那时的楚长潇,竟还开口留了那婢女一命,未曾深究。怎的如今,手段变得如此酷烈直接,浑不将半点规矩放在眼里?
楚长潇将她的惊惧与困惑尽收眼底,却无意解释。他只是略抬了抬手,内力微吐,那深深嵌入石缝的长剑便“嗡”的一声倒飞而回,稳稳落入他掌中。收剑入鞘的清脆声响,在死寂的院中格外惊心。
“滚。”他薄唇微启,吐出一个字。
再无多余废话,却比任何威胁都更具压迫。元朝阳连滚带爬地站起身,也顾不得整理散乱的衣裙钗环,在丫鬟的搀扶下,仓皇逃离了潇湘馆,背影狼狈不堪。
楚长潇漠然转身,指尖无意识地拂过剑鞘上的纹路。
楚长潇心中冷嗤。相似的容貌?早有婚约的替身?拓跋渊这局棋,倒是越下越有趣了。不惜以十座城池为聘,强娶一个敌国“罪将”,若说只是色令智昏,未免太小瞧了一国太子的心术。恐怕,自己这把曾经属于临安的利剑,才是他真正想纳入掌中、打磨淬炼的锋芒。
他倒要看看,这位太子殿下,究竟在布一盘怎样的棋。
另一边,国师府,静室。
炉香袅袅,却驱不散一室经年的沉寂。玄微子——或者说,林玄,已在府门外站足了日夜轮转,此刻终于得见那人。
白知玉端坐案前,素衣如雪,容颜似被时光格外宽待,唯有眉眼间沉淀着化不开的疏离与疲惫。

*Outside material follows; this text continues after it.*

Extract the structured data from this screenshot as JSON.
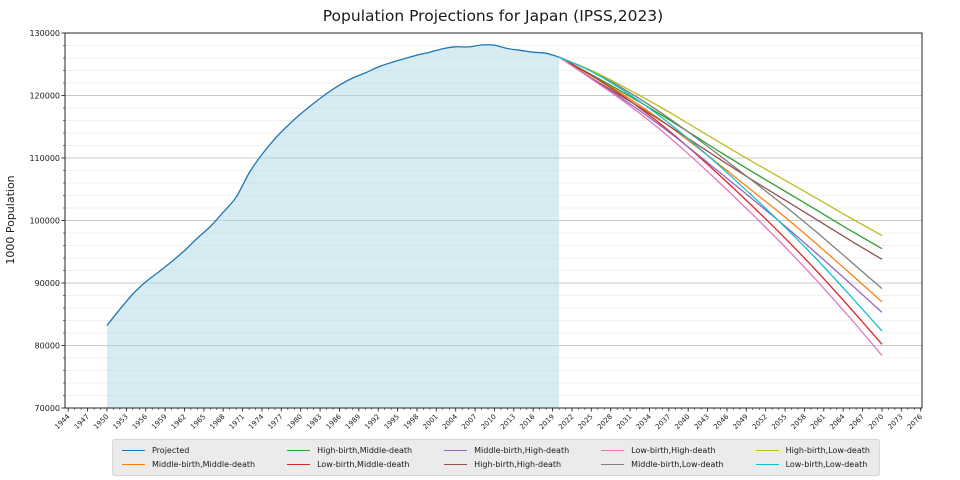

他抬眸,目光掠过林玄风尘仆仆却依旧挺直的身影,声音平静无波:“林师弟,别来无恙。”
这一声“师弟”,隔了近十年的光阴。
林玄喉结滚动,千言万语哽在喉头,最终只化为艰涩的一句:“师兄……好久不见。”
“当年既决意离去,今日又何苦再来。”白知玉垂下眼睫,拨弄着案上一枚冷透的棋子。
旧事如潮,骤然拍打心岸。
林玄闭了闭眼,那些被刻意尘封的痛楚与屈辱翻涌上来:“当年师门……他们说我有辱门风,将我双腿打断,只为逼我‘改正’。”
他声音发颤,带着压抑太久的悲愤与无力:“可我改不了!我周游列国,见过形形色色之人,这颗心……却从未变过!”
“那你当年为何不说?”白知玉骤然抬眼,第一次泄露出压抑的波澜:“为何一声不响地走?既选择沉默离去,今日这些旧话,又何必重提!”
“我若不走,他们下一个要废的,就是你!”林玄上前一步,眼眶通红,“这些年,我何尝不想见你?十年前我循踪至北狄,得到的……却是你即将成婚的消息。”
室内陷入死寂。半晌,白知玉微微偏过头,侧脸在光影中显得有些模糊,声音低得几乎听不清:“……骗你的。”
林玄猛地一震,像被一道惊雷劈中:“什么?!”
“谁让你……一直不出现。”白知玉声音里终于带上了一丝极淡的、近乎赌气的颤音,指尖死死掐住了袖口。